In the first step, unsaturated fatty acids and TAGs are saturated by catalytic hydrogenation. The saturated fatty acids are converted to straight chain alkanes by hydrodeoxygenation and decarboxylation, co-producing propane, water, CO and CO2. The early-developed catalysts employed for this step were noble metals supported onto zeolites or oxides. This later shifted to other transition metals (Ni, Mo, Co, Mo) or their supported bimetallic composites due to catalyst deactivation by poisoning, production of cracking species and process costs.
In the second step, the deoxygenated, straight chain paraffins are selectively hydrocracked and isomerized yielding highly branched alkanes or isoparaffins. The resulted organic product is a mixture of straight and branched paraffines that can be perfectly used as drop-in liquid fuel.
There is a vast experience in hydrotreating triglycerides to produce green fuels and the hydroprocessing process of crude based products is exploited in petroleum refineries for many decades. At commercial level, the hydroprocessing of lipids derived from fats and vegetable oils can be carried out using the same catalyst, reactor type and separation facilities with those that are used in the vacuum gas oil hydrotreating. Some strategies have been proposed for the downstream processing of lipids after the production process, i.e. in situ trans/esterification using lipases, or an integrated process with cell-surface display of lipases to break down triglycerides to free fatty acids and production of FAME, coupled to simultaneous regeneration of in situ carbon source (glycerol) for yeast utilization.

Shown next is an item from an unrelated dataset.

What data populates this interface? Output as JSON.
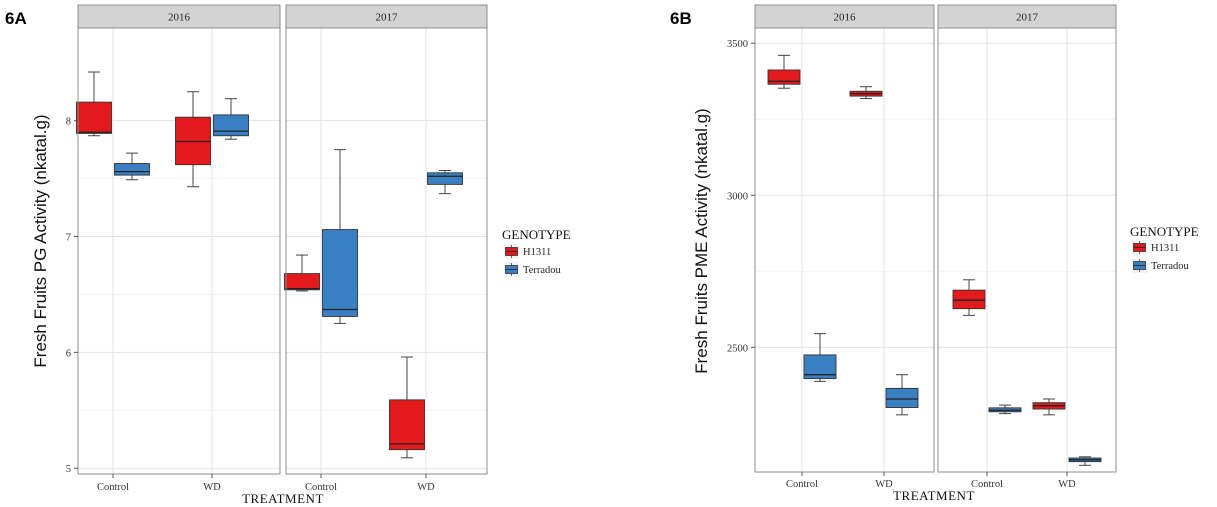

Within BioSFerA project, the hydrotreatment of a new type of microbial oil, derived from a 2-step biological route using renewable Hydrogen for the catalytic hydrotreating reactions, is explored. The main challenge is to develop a proper reaction process using commercial catalysts, where the desired bioliquids products (jet-like and bunker-like fuels) are produced under certain operating conditions. Due to the novelty of this venture, the hydroprocessing step need to be tested and optimized at lab scale (TRL3). The production of large volumes of lipids (>400 kg of purified lipids) offers the opportunity to validate the process at pilot scale (TRL5).